Turning and turning in the widening gyre
The falcon cannot hear the falconer;
Things fall apart; the centre cannot hold;
Mere anarchy is loosed upon the world,
The blood-dimmed tide is loosed, and everywhere
The ceremony of innocence is drowned;
The best lack all conviction, while the worst
Are full of passionate intensity.
Surely some revelation is at hand;
Surely the Second Coming is at hand.
The Second Coming! Hardly are those words out
When a vast image out of Spritus Mundi
Troubles my sight: somewhere in the sands of the desert.

A shape with lion body and the head of a man,
A gaze blank and pitiless as the sun,
Is moving its slow thighs, while all about it
Reel shadows of the indignant desert birds.
The darkness drops again; but now I know
That twenty centuries of stony sleep
were vexed to nightmare by a rocking cradle,
And what rough beast, its hour come round at last,
Slouches towards Bethlehem to be born?

Now I get the ominous meaning, full of dread, so fitting in the 60s when she chose it for a title, but I have always just loved the words, and prefer to leave it at that. At any rate this is why I remember Joan Didion, and why I picked up her novel (not her essays) yesterday. After I finish the novel I will probably go back and get the essays.
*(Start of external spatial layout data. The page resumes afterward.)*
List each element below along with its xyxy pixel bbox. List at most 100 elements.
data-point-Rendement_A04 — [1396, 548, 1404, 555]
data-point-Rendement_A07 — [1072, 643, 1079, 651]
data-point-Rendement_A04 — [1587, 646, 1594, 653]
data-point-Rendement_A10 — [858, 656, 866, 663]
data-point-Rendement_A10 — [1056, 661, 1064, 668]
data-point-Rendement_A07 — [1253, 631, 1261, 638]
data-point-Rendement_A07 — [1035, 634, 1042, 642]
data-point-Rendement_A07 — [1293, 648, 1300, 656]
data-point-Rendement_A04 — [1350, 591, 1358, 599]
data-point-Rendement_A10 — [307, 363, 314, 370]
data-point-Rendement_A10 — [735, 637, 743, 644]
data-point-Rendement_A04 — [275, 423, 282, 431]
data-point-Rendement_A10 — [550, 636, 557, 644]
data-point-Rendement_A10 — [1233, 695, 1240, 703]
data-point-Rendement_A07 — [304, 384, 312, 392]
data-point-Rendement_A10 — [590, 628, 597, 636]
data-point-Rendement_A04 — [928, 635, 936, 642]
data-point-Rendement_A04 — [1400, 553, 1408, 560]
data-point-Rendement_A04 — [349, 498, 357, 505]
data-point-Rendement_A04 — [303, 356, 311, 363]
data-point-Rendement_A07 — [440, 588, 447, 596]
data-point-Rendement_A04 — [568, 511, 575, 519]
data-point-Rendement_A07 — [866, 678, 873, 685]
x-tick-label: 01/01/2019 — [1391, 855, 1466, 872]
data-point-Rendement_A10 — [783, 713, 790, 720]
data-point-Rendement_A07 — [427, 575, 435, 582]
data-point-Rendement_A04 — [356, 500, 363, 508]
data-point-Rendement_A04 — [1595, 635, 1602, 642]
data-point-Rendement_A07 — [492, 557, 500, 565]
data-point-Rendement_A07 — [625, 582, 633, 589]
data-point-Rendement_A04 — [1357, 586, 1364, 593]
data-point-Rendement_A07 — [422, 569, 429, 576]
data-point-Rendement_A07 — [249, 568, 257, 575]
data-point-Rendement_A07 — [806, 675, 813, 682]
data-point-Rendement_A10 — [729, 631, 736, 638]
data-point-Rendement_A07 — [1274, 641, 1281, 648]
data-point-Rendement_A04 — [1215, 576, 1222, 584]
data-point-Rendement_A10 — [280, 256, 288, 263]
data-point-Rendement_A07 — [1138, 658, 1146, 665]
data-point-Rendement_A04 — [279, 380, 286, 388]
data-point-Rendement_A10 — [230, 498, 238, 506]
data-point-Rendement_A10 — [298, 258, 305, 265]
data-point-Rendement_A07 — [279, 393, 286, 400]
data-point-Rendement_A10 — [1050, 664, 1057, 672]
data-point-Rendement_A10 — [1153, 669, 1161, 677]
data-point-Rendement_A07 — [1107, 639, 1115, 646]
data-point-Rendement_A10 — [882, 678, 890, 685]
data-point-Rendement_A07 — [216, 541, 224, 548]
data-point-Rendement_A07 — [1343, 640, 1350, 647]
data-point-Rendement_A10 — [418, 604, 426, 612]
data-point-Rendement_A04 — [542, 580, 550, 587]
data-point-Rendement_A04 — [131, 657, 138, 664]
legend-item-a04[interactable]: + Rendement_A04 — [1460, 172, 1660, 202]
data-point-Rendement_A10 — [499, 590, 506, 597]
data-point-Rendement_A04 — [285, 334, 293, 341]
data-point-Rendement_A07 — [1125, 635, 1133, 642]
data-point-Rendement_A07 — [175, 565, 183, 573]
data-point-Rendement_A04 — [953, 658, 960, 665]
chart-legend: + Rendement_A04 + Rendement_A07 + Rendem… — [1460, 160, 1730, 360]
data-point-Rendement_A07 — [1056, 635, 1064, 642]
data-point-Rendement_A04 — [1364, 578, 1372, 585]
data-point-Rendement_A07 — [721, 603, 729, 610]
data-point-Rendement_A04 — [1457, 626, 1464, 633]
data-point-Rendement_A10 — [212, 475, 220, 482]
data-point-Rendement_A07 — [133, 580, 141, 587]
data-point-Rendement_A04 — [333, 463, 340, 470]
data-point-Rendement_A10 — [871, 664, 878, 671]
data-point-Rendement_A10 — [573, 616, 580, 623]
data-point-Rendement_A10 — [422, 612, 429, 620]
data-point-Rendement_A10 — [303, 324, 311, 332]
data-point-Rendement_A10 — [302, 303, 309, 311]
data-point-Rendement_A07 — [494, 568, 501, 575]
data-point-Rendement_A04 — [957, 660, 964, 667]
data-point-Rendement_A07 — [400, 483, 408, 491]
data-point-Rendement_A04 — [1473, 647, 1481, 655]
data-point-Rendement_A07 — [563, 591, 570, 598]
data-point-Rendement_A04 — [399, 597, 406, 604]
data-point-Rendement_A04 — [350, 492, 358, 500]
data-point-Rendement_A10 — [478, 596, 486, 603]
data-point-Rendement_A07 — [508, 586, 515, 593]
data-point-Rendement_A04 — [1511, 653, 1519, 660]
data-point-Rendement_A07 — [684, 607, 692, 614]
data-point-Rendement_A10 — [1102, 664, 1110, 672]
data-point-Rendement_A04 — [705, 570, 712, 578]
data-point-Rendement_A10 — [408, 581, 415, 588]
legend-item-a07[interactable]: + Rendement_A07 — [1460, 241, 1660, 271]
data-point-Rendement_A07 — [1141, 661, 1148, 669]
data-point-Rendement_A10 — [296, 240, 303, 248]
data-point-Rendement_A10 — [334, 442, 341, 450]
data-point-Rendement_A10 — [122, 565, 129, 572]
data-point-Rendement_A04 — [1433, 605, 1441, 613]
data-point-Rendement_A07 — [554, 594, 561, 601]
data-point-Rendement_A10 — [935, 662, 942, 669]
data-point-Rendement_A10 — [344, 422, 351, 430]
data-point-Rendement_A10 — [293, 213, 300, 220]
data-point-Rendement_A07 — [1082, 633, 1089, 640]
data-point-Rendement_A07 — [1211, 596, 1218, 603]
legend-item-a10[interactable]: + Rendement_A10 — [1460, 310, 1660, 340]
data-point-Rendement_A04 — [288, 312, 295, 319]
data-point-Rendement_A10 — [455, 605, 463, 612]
I memorize snatches of Shakespeare to impress myself and those who listen in extremely rare conversations in which the opportunity presents itself to either recite or identify those few pieces I have committed to memory.

This is from memory:
“Tomorrow, and tomorrow, and tomorrow,
Creeps in this petty pace from day to day,
Until the last syllable of recorded time,
And all our yesterdays have lighted fools the road to dusty death.
Out, out brief candle; life is but a shadow,
A poor player who struts and frets his hour upon the stage,
And then is heard no more.
It is a tale told by an idiot: full of sound and fury, signifying nothing.”

Macbeth

This too:
“Once more unto the breach, dear friends, once more.
In peace there’s nothing so becomes a man as modest stillness and humility.
But when the blast of war rings in our ears,
Then imitate the actions of the tiger:
Stiffen the sinew, conjure up the blood,
Disguise fair nature with hard favoured rage.”

Henry V

I memorized those two passages in high school. A few years later I met a friend who had committed to memory Lewis Carrol’s “Jabberwocky” and would recite it with dramatic flair. I was so impressed that I, too, memorized it, and to this day I can recite it, also with dramatic flair. I did just the other day, on request, after saying I had memorized it. It’s another ploy to look clever and smart. I have no memory of the story of Henry V , only one brief passage.

Now I’m working on Richard III: “Now is the winter of our discontent, made glorious summer by this sun of York…”

Life is challenging when you have only yourself for company. I have numerous things I like to do, but sometimes want company too. The phone doesn’t do it for me. I want the visceral experience of seeing another human across from me, talking, drinking, engaged.

Thursday I will have dinner with my old-friend-by-proxy, Debbie Garafolo-Bucci-Berry. I know her through Donna, and she knows me through Donna. We have never been alone together; this will be the first time in the 35 years I have known her that there won’t be anyone else with us. I’m curious and nervous to see how well (or not) we actually know each other, if my mental image of her is what this essentially first impression will be.

At least I’ll go to Portland and have a good meal.